Report Shows Muni Was Less Reliable and More Packed in Late 2009
With grim news on most Muni-related fronts, including massive service cuts coming in two weeks, Muni managers also have to contend with a new quarterly performance report [PDF] that shows on-time performance suffering and more missed runs than usual in the last three months of 2009.
Service got worse in several key areas, including customer-observed schedule adherence, headway adherence, scheduled service hours delivered, vehicle availability, and the percentage of buses and trains exceeding maximum load during peak periods. Some categories, like headway adherence, were worse than the annual average for any of the previous five years.
As abysmal as those trends are, they’re not exactly up-to-date: they reflect the two months before Muni implemented service changes in December, as well as the first several weeks of those service changes. Unlike the 10 percent service cut due to arrive on May 8, the December service changes were virtually neutral in terms of the total amount of service hours Muni is scheduled to deliver.
The numbers suggest that one of the most serious problems is a lack of proper vehicle maintenance.

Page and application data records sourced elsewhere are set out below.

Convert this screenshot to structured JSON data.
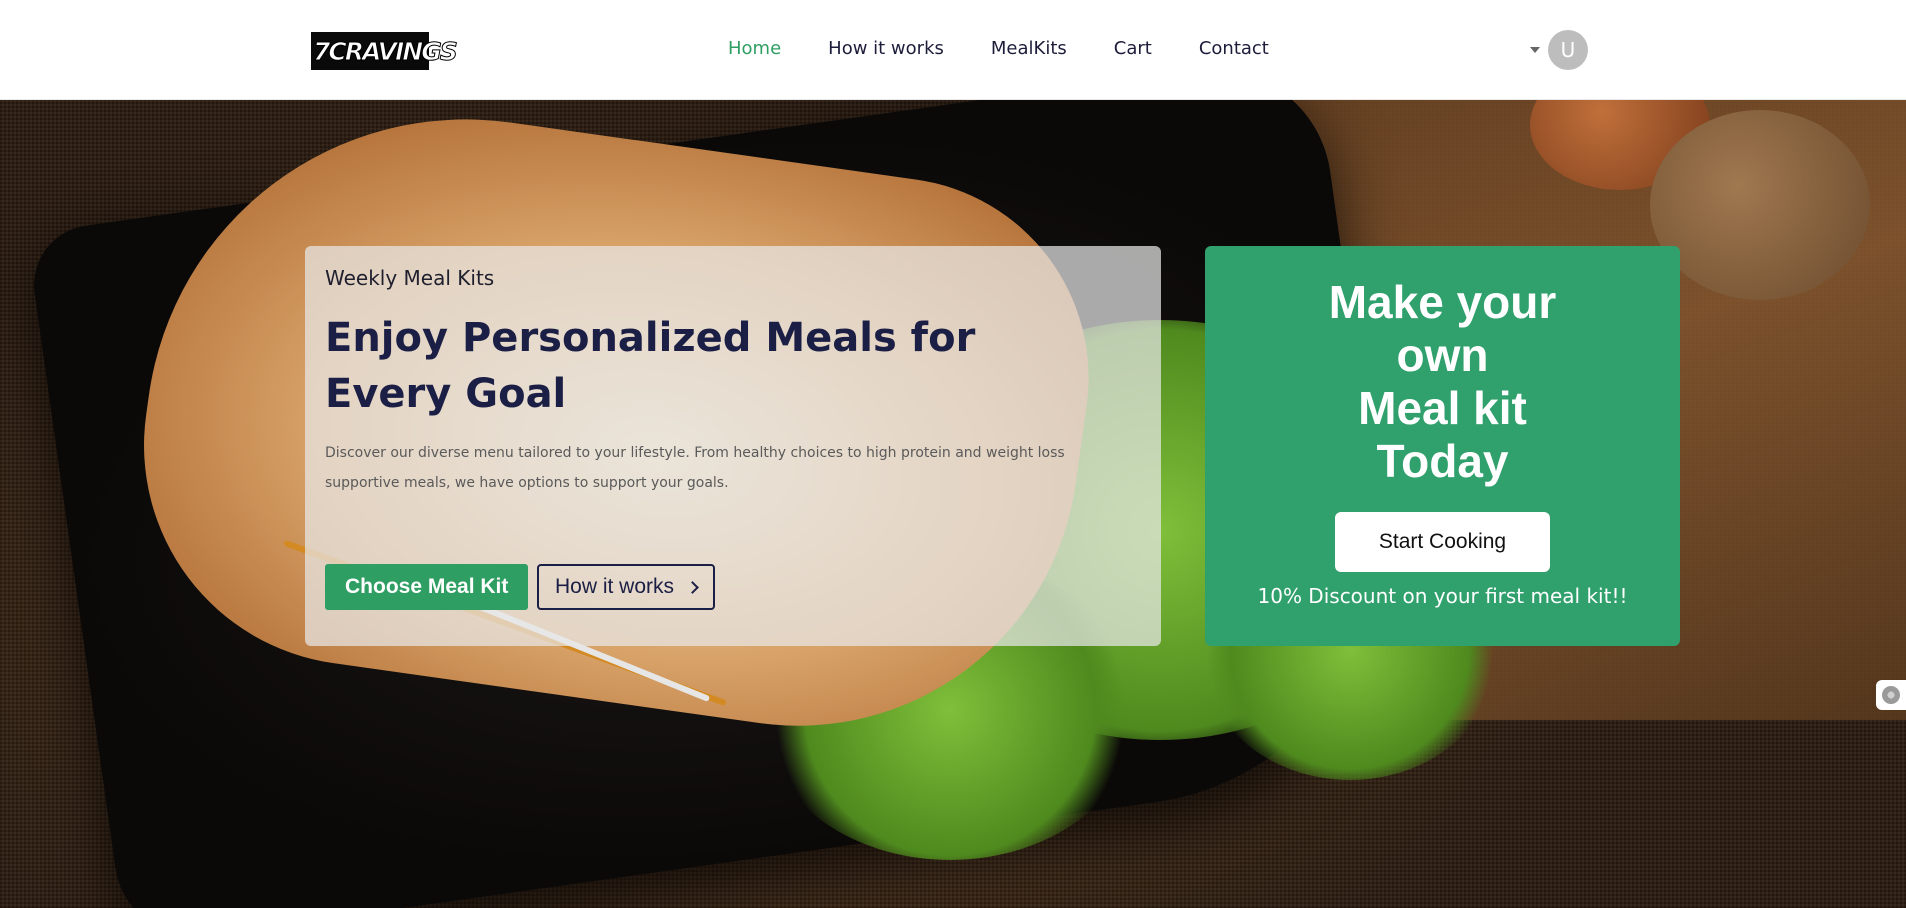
{
  "brand": {
    "logo_text": "7CRAVINGS"
  },
  "nav": {
    "items": [
      {
        "label": "Home",
        "active": true
      },
      {
        "label": "How it works",
        "active": false
      },
      {
        "label": "MealKits",
        "active": false
      },
      {
        "label": "Cart",
        "active": false
      },
      {
        "label": "Contact",
        "active": false
      }
    ],
    "active_color": "#2f9e63",
    "text_color": "#1d1d3b"
  },
  "user": {
    "avatar_initial": "U",
    "dropdown_icon": "caret-down-icon"
  },
  "hero": {
    "eyebrow": "Weekly Meal Kits",
    "headline": "Enjoy Personalized Meals for Every Goal",
    "description": "Discover our diverse menu tailored to your lifestyle. From healthy choices to high protein and weight loss supportive meals, we have options to support your goals.",
    "primary_button": "Choose Meal Kit",
    "secondary_button": "How it works",
    "secondary_icon": "chevron-right-icon"
  },
  "promo": {
    "title_lines": [
      "Make your",
      "own",
      "Meal kit",
      "Today"
    ],
    "button": "Start Cooking",
    "discount": "10% Discount on your first meal kit!!",
    "background_color": "#30a06d"
  },
  "side_widget": {
    "icon": "settings-icon"
  }
}
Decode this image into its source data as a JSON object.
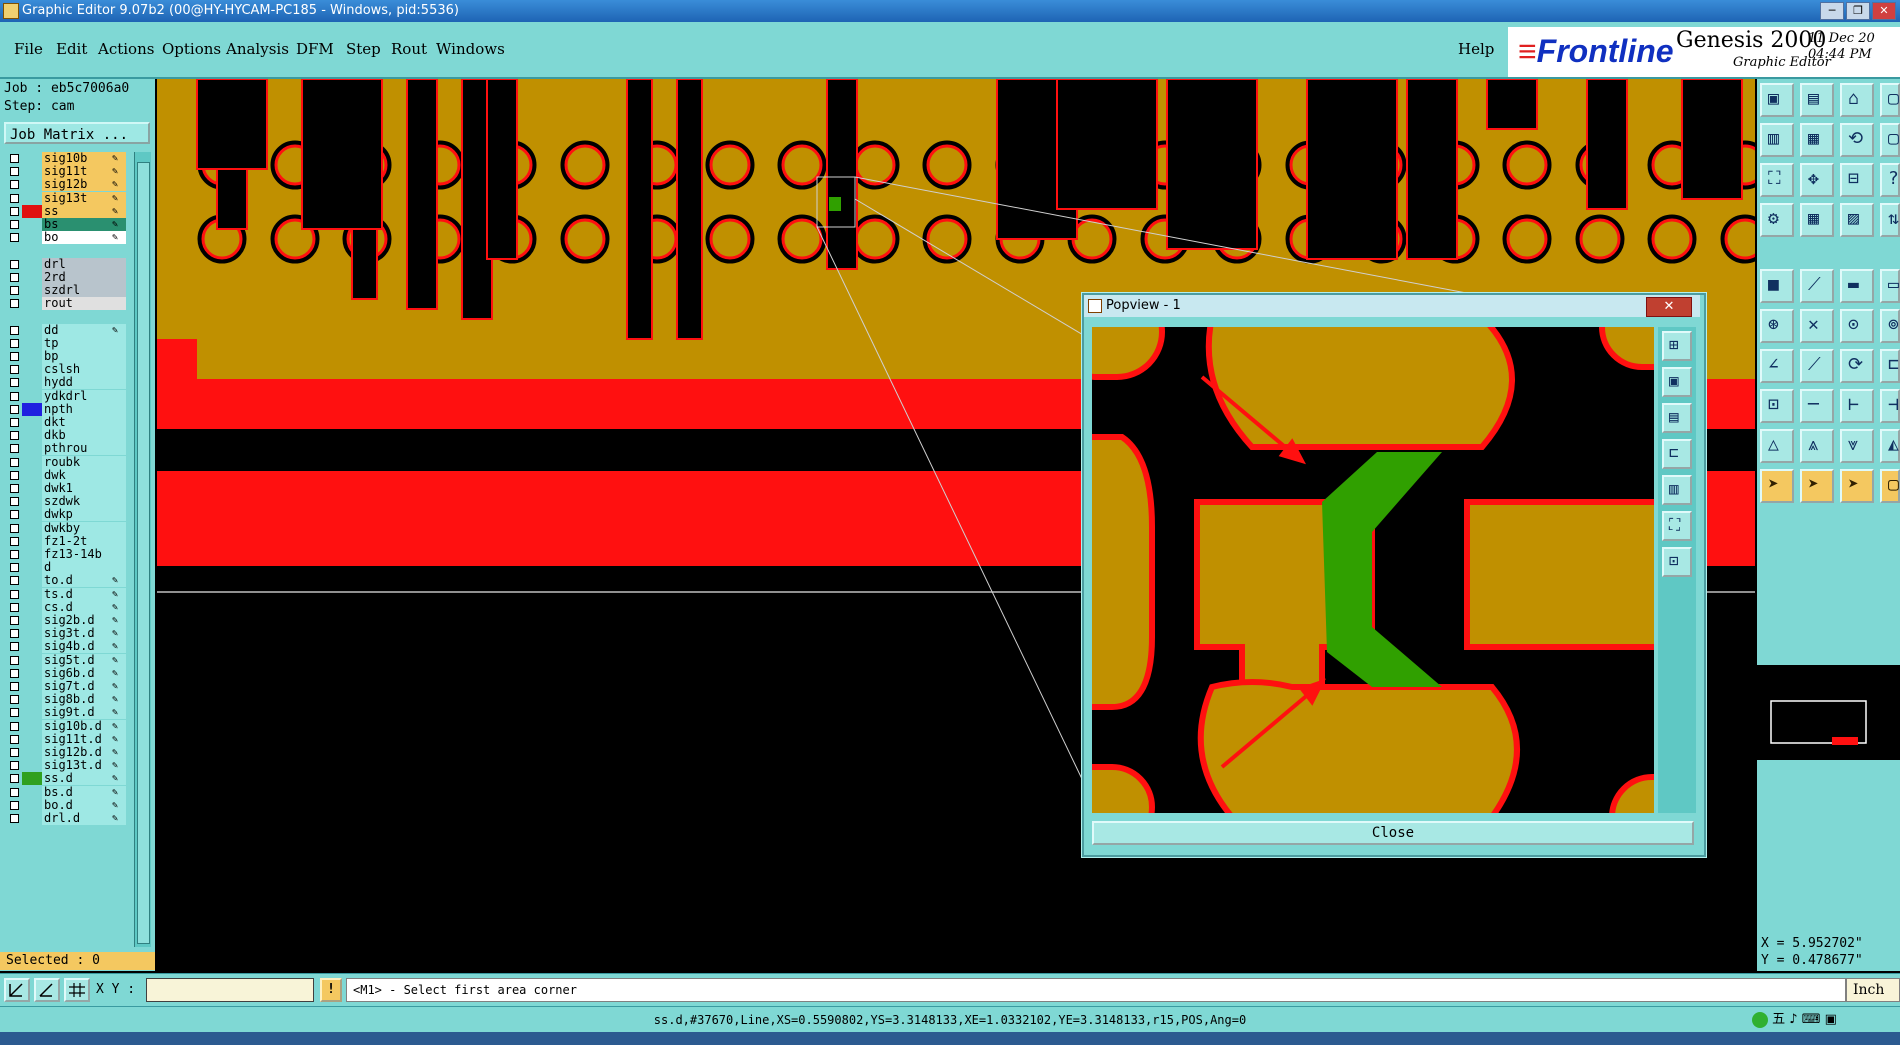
{
  "window": {
    "title": "Graphic Editor 9.07b2 (00@HY-HYCAM-PC185 - Windows, pid:5536)",
    "controls": [
      "─",
      "❐",
      "✕"
    ]
  },
  "menu": {
    "items": [
      "File",
      "Edit",
      "Actions",
      "Options",
      "Analysis",
      "DFM",
      "Step",
      "Rout",
      "Windows"
    ],
    "help": "Help"
  },
  "logo": {
    "brand": "Frontline",
    "product": "Genesis 2000",
    "subtitle": "Graphic Editor",
    "date": "11 Dec 20",
    "time": "04:44 PM"
  },
  "job": {
    "job_label": "Job : eb5c7006a0",
    "step_label": "Step: cam",
    "job_matrix": "Job Matrix ..."
  },
  "layers": [
    {
      "name": "sig10b",
      "color": "#f4c860",
      "swatch": "",
      "editable": true
    },
    {
      "name": "sig11t",
      "color": "#f4c860",
      "swatch": "",
      "editable": true
    },
    {
      "name": "sig12b",
      "color": "#f4c860",
      "swatch": "",
      "editable": true
    },
    {
      "name": "sig13t",
      "color": "#f4c860",
      "swatch": "",
      "editable": true
    },
    {
      "name": "ss",
      "color": "#f4c860",
      "swatch": "#e01010",
      "editable": true
    },
    {
      "name": "bs",
      "color": "#2a9070",
      "swatch": "",
      "editable": true
    },
    {
      "name": "bo",
      "color": "#ffffff",
      "swatch": "",
      "editable": true
    },
    {
      "name": "",
      "color": "",
      "swatch": "",
      "editable": false
    },
    {
      "name": "drl",
      "color": "#b8c4cc",
      "swatch": "",
      "editable": false
    },
    {
      "name": "2rd",
      "color": "#b8c4cc",
      "swatch": "",
      "editable": false
    },
    {
      "name": "szdrl",
      "color": "#b8c4cc",
      "swatch": "",
      "editable": false
    },
    {
      "name": "rout",
      "color": "#e0e0e0",
      "swatch": "",
      "editable": false
    },
    {
      "name": "",
      "color": "",
      "swatch": "",
      "editable": false
    },
    {
      "name": "dd",
      "color": "#9ee8e4",
      "swatch": "",
      "editable": true
    },
    {
      "name": "tp",
      "color": "#9ee8e4",
      "swatch": "",
      "editable": false
    },
    {
      "name": "bp",
      "color": "#9ee8e4",
      "swatch": "",
      "editable": false
    },
    {
      "name": "cslsh",
      "color": "#9ee8e4",
      "swatch": "",
      "editable": false
    },
    {
      "name": "hydd",
      "color": "#9ee8e4",
      "swatch": "",
      "editable": false
    },
    {
      "name": "ydkdrl",
      "color": "#9ee8e4",
      "swatch": "",
      "editable": false
    },
    {
      "name": "npth",
      "color": "#9ee8e4",
      "swatch": "#2020e0",
      "editable": false
    },
    {
      "name": "dkt",
      "color": "#9ee8e4",
      "swatch": "",
      "editable": false
    },
    {
      "name": "dkb",
      "color": "#9ee8e4",
      "swatch": "",
      "editable": false
    },
    {
      "name": "pthrou",
      "color": "#9ee8e4",
      "swatch": "",
      "editable": false
    },
    {
      "name": "roubk",
      "color": "#9ee8e4",
      "swatch": "",
      "editable": false
    },
    {
      "name": "dwk",
      "color": "#9ee8e4",
      "swatch": "",
      "editable": false
    },
    {
      "name": "dwk1",
      "color": "#9ee8e4",
      "swatch": "",
      "editable": false
    },
    {
      "name": "szdwk",
      "color": "#9ee8e4",
      "swatch": "",
      "editable": false
    },
    {
      "name": "dwkp",
      "color": "#9ee8e4",
      "swatch": "",
      "editable": false
    },
    {
      "name": "dwkby",
      "color": "#9ee8e4",
      "swatch": "",
      "editable": false
    },
    {
      "name": "fz1-2t",
      "color": "#9ee8e4",
      "swatch": "",
      "editable": false
    },
    {
      "name": "fz13-14b",
      "color": "#9ee8e4",
      "swatch": "",
      "editable": false
    },
    {
      "name": "d",
      "color": "#9ee8e4",
      "swatch": "",
      "editable": false
    },
    {
      "name": "to.d",
      "color": "#9ee8e4",
      "swatch": "",
      "editable": true
    },
    {
      "name": "ts.d",
      "color": "#9ee8e4",
      "swatch": "",
      "editable": true
    },
    {
      "name": "cs.d",
      "color": "#9ee8e4",
      "swatch": "",
      "editable": true
    },
    {
      "name": "sig2b.d",
      "color": "#9ee8e4",
      "swatch": "",
      "editable": true
    },
    {
      "name": "sig3t.d",
      "color": "#9ee8e4",
      "swatch": "",
      "editable": true
    },
    {
      "name": "sig4b.d",
      "color": "#9ee8e4",
      "swatch": "",
      "editable": true
    },
    {
      "name": "sig5t.d",
      "color": "#9ee8e4",
      "swatch": "",
      "editable": true
    },
    {
      "name": "sig6b.d",
      "color": "#9ee8e4",
      "swatch": "",
      "editable": true
    },
    {
      "name": "sig7t.d",
      "color": "#9ee8e4",
      "swatch": "",
      "editable": true
    },
    {
      "name": "sig8b.d",
      "color": "#9ee8e4",
      "swatch": "",
      "editable": true
    },
    {
      "name": "sig9t.d",
      "color": "#9ee8e4",
      "swatch": "",
      "editable": true
    },
    {
      "name": "sig10b.d",
      "color": "#9ee8e4",
      "swatch": "",
      "editable": true
    },
    {
      "name": "sig11t.d",
      "color": "#9ee8e4",
      "swatch": "",
      "editable": true
    },
    {
      "name": "sig12b.d",
      "color": "#9ee8e4",
      "swatch": "",
      "editable": true
    },
    {
      "name": "sig13t.d",
      "color": "#9ee8e4",
      "swatch": "",
      "editable": true
    },
    {
      "name": "ss.d",
      "color": "#9ee8e4",
      "swatch": "#30a020",
      "editable": true
    },
    {
      "name": "bs.d",
      "color": "#9ee8e4",
      "swatch": "",
      "editable": true
    },
    {
      "name": "bo.d",
      "color": "#9ee8e4",
      "swatch": "",
      "editable": true
    },
    {
      "name": "drl.d",
      "color": "#9ee8e4",
      "swatch": "",
      "editable": true
    }
  ],
  "selected_label": "Selected : 0",
  "popview": {
    "title": "Popview - 1",
    "close": "Close"
  },
  "coords": {
    "x": "X = 5.952702\"",
    "y": "Y = 0.478677\""
  },
  "command": {
    "xy_label": "X Y :",
    "xy_value": "",
    "prompt": "<M1> - Select first area corner",
    "units": "Inch"
  },
  "status_text": "ss.d,#37670,Line,XS=0.5590802,YS=3.3148133,XE=1.0332102,YE=3.3148133,r15,POS,Ang=0",
  "tray_text": "五 ♪ ⌨ ▣",
  "colors": {
    "copper": "#c09000",
    "red": "#ff1010",
    "green": "#30a000",
    "panel": "#7fd8d4"
  }
}
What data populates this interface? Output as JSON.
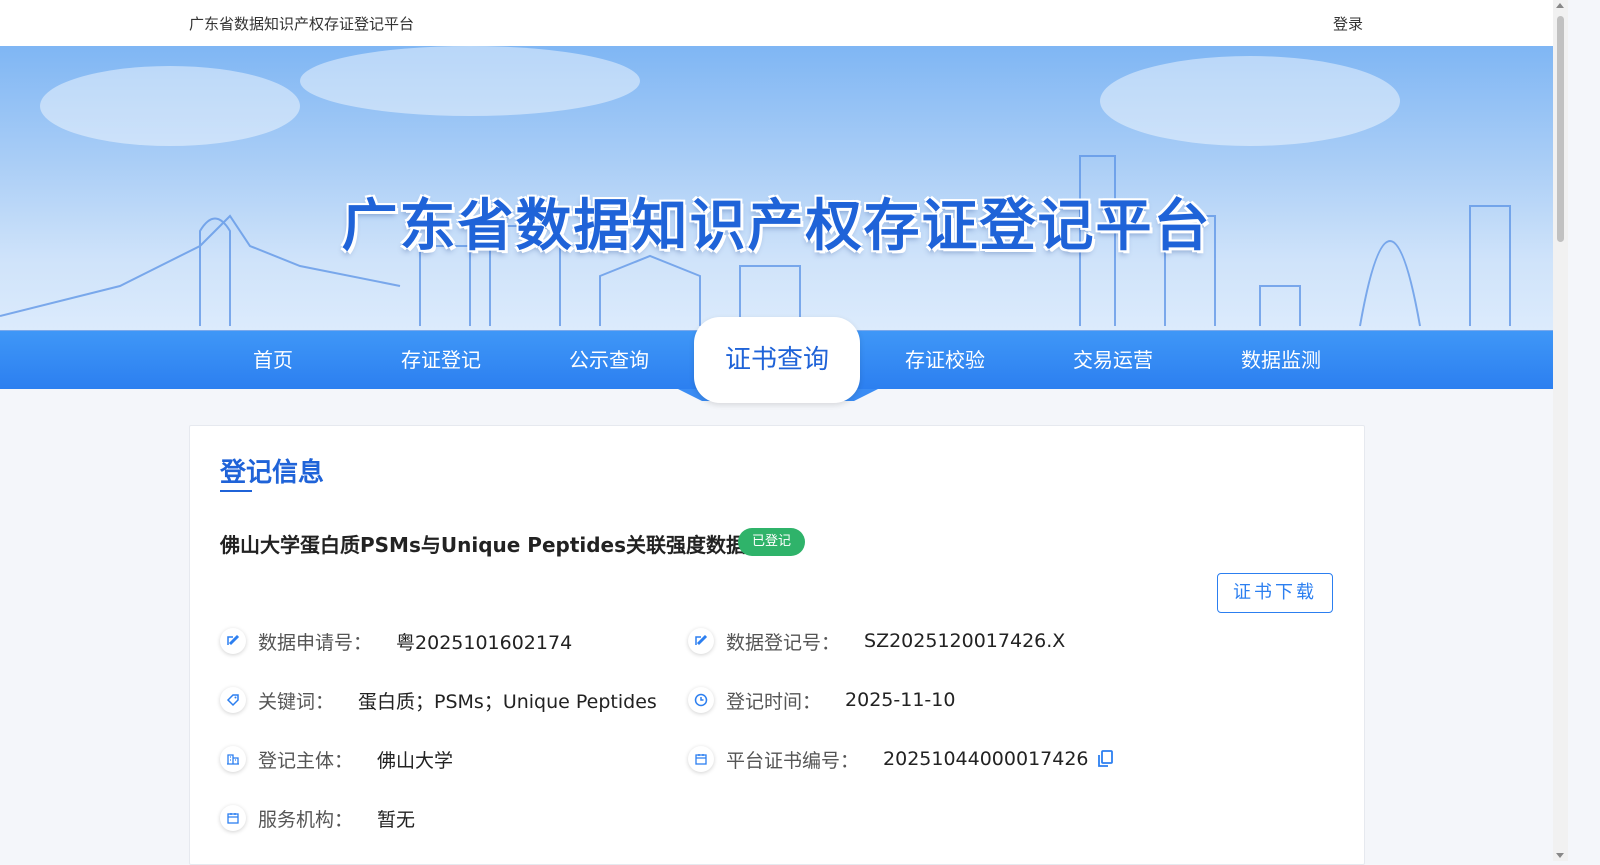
{
  "topbar": {
    "site_name": "广东省数据知识产权存证登记平台",
    "login_label": "登录"
  },
  "banner": {
    "hero_title": "广东省数据知识产权存证登记平台"
  },
  "nav": {
    "items": [
      {
        "label": "首页"
      },
      {
        "label": "存证登记"
      },
      {
        "label": "公示查询"
      },
      {
        "label": "证书查询",
        "active": true
      },
      {
        "label": "存证校验"
      },
      {
        "label": "交易运营"
      },
      {
        "label": "数据监测"
      }
    ]
  },
  "section": {
    "title": "登记信息"
  },
  "record": {
    "title": "佛山大学蛋白质PSMs与Unique Peptides关联强度数据集",
    "status": "已登记",
    "download_label": "证书下载",
    "fields": {
      "application_no_label": "数据申请号：",
      "application_no": "粤2025101602174",
      "registration_no_label": "数据登记号：",
      "registration_no": "SZ2025120017426.X",
      "keywords_label": "关键词：",
      "keywords": "蛋白质；PSMs；Unique Peptides",
      "reg_time_label": "登记时间：",
      "reg_time": "2025-11-10",
      "subject_label": "登记主体：",
      "subject": "佛山大学",
      "cert_no_label": "平台证书编号：",
      "cert_no": "20251044000017426",
      "service_org_label": "服务机构：",
      "service_org": "暂无"
    }
  },
  "colors": {
    "primary": "#2c7ff0",
    "title_blue": "#1f63d8",
    "status_green": "#2fb36a"
  }
}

While last year’s report was marked by a dramatic worsening in the mean distance between failure (i.e. breakdowns) for light rail vehicles, the end-of-2009 quarterly report suggests that trolley coaches (electric buses) and motor coaches (diesel buses) were suffering the worst maintenance issues. Overall, the mean distance between failure for buses dropped for a second straight quarter.
One of the few bright spots in the report is that operator absenteeism improved, dropping from 14.8 percent in July through September to 12.9 percent in October through December. But that positive trend may already have reversed, judging from daily service reports in early 2010.
Overall, the report paints a picture of the dangers of not properly funding vehicle maintenance. When Muni delivers fewer service hours than scheduled because of vehicle breakdowns, it’s ultimately the same to riders as if there was an official service cut — except it’s less predictable.
Of course, many of the additional budget-cutting moves that Muni made late last year to balance its mid-year budget deficit didn’t happen in time to show up in this report. When the report for the first three months of this year comes out, it could show even more of the consequences of cutting core areas like maintenance.
Earlier this year, Muni learned a similar lesson when it cut overtime spending: Not having operators to fill in for absences also leads to de facto service cuts. Just how bad the consequences of budget-snipping will be for the transit operator won’t be clear until the the quarterly report for early 2010 is released.